いわゆる湾岸戦争が一応の終結をみたものの、サダム・フセインの陸上戦力の多くが残された状況のイラクと、サウジアラビアなどに展開した多国籍軍(中心は米軍)が緊張状態にあったころが背景である。イラクではサダムが一発逆転を狙って生物兵器を開発、ペストよりはるかに恐ろしい感染力と致死性をもったウィルスが完成したという設定になっている。
研究所長のアッバース博士は自ら開発したウィルスが実際に使われる事態に直面して恐怖し、多国籍軍に通報する。砂漠の中の研究施設をウィルス毎破壊する必要に迫られた米軍は、M2ブラッドレー1両、M113APC2両にデルタフォースを乗せて研究所攻略に乗り出す。その空輸を担うのが、C-141とその機長ウェスターマン大佐である。
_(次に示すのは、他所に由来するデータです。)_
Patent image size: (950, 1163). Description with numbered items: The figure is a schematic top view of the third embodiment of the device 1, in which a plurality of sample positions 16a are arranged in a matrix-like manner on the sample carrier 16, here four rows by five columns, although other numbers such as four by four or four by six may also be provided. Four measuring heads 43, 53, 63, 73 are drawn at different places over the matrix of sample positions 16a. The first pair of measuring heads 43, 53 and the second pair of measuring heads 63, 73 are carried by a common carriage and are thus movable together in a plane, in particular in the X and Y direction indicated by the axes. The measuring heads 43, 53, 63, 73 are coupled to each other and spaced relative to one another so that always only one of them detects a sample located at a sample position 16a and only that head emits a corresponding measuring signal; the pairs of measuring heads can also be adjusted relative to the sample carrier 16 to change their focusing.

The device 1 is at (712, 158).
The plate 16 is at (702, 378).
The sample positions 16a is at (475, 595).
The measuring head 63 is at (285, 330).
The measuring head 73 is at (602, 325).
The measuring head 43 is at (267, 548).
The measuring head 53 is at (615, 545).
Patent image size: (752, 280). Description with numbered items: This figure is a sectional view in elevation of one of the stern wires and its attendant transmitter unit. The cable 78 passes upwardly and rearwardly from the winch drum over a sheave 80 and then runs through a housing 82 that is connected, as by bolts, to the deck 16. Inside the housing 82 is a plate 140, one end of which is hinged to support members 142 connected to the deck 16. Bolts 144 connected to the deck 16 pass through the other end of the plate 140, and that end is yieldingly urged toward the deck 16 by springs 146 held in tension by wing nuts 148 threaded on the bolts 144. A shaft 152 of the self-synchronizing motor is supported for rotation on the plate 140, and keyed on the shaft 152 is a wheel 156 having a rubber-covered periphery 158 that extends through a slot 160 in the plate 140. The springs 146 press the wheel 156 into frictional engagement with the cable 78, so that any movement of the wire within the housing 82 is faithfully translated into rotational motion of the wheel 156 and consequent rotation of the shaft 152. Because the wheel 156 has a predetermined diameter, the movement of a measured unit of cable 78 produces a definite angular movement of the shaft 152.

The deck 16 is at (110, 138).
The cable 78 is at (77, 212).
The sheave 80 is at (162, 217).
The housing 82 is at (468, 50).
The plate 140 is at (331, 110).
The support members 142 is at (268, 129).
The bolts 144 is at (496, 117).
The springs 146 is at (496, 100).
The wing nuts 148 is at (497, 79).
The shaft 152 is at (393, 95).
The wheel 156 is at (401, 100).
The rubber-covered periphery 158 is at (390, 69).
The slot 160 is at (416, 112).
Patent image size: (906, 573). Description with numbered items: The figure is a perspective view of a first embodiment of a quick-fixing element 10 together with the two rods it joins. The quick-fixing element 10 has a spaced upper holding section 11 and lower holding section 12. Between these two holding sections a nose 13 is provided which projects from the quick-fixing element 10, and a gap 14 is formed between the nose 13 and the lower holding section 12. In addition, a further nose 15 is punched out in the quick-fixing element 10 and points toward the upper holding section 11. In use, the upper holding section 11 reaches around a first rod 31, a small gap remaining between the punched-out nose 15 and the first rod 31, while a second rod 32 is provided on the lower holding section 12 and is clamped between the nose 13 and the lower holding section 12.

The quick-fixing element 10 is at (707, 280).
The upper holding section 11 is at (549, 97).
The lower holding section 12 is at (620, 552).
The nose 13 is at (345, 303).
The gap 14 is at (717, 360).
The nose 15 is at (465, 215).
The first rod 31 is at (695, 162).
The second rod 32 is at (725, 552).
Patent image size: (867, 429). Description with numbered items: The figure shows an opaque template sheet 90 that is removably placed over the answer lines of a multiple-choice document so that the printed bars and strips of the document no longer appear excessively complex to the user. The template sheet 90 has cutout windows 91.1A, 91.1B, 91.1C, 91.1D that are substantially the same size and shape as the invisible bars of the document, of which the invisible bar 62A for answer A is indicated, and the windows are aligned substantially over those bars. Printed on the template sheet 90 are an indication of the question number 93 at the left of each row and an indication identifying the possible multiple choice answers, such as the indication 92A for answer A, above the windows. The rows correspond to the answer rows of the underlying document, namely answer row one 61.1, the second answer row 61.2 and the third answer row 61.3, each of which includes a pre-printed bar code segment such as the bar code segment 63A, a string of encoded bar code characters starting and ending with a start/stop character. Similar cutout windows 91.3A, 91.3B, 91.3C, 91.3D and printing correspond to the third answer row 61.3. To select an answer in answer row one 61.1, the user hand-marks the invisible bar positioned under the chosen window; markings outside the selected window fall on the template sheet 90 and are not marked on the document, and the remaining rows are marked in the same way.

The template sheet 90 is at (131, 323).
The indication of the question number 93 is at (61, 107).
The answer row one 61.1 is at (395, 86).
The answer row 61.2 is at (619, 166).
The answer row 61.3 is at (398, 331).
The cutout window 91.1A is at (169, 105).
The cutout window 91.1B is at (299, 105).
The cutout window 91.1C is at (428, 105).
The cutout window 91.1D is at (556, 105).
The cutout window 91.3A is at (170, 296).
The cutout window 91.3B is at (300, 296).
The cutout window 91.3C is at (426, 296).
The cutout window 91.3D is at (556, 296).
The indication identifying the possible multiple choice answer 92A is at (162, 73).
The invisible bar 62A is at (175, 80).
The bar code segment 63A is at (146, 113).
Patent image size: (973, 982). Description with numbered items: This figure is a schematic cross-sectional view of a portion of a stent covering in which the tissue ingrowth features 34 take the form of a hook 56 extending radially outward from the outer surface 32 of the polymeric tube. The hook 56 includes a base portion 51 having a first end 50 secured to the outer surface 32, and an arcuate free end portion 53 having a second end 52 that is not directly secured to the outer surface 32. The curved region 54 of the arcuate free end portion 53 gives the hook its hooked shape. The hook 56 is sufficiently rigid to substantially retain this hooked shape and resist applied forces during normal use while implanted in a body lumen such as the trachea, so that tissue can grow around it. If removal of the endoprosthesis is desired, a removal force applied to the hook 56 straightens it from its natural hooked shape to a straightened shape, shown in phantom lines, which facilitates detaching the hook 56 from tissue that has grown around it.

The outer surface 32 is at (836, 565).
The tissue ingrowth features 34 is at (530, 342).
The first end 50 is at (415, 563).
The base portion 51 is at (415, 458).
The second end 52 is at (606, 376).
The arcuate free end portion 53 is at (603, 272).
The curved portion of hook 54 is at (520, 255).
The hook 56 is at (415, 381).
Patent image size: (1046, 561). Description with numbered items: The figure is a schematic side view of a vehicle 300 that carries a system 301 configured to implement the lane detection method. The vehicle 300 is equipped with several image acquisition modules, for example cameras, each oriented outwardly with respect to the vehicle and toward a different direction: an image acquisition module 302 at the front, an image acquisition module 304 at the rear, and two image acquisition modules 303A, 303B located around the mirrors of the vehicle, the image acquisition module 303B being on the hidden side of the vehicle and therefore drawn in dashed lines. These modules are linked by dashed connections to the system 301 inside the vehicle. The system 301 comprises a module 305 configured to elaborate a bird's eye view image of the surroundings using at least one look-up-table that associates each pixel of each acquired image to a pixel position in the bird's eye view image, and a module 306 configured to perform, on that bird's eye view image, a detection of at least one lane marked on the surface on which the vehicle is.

ウェスターマン大佐をイラクや周辺国のレーダーを欺瞞するため、サウジアラビアの基地から直接イラクに入らず、空中給油機を使いエジプト・ヨルダンを迂回する複雑なルートを考える。通常使われるC-130輸送機では上記戦闘車両も積めないし、航続距離も足りない。それゆえ巨大輸送機C-141が登場するのである。
C-141を始め軍用機の装備(ハードウェア)や運用(ソフトウェア)が細かく書かれていて、航空機ファンなら狂喜するかもしれない。作者も軍機に触れないようにリアリティを持たせる書きぶりに、軍の協力を得たとも言っている。しかし所詮輸送機で武装は皆無だし、派手な戦闘シーンは期待できない。どうするのだろうと読み進んでみると、主役のはずのC-141は物語の中途で墜落、あとは奪ったトラックやセスナなどで逃げ回ることになる。
研究所の破壊は無事終了したが、ウィルスを入れた2つの容器がすでに持ち出されていて、アッバース博士はこれらを追ってイラク中を駆け回る。むしろ主役はこの博士ではないかとすら思わせる活躍だ。なぜデルタフォースが係らないかというと、「研究所のウィルスを無力化、研究員を保護(もしくは拉致)、研究施設を破壊」という命令は完遂したと指揮官が言って多国籍軍陣地に帰ってしまったから。すでに持ち出された容器については、命令にないというガンコぶりだ。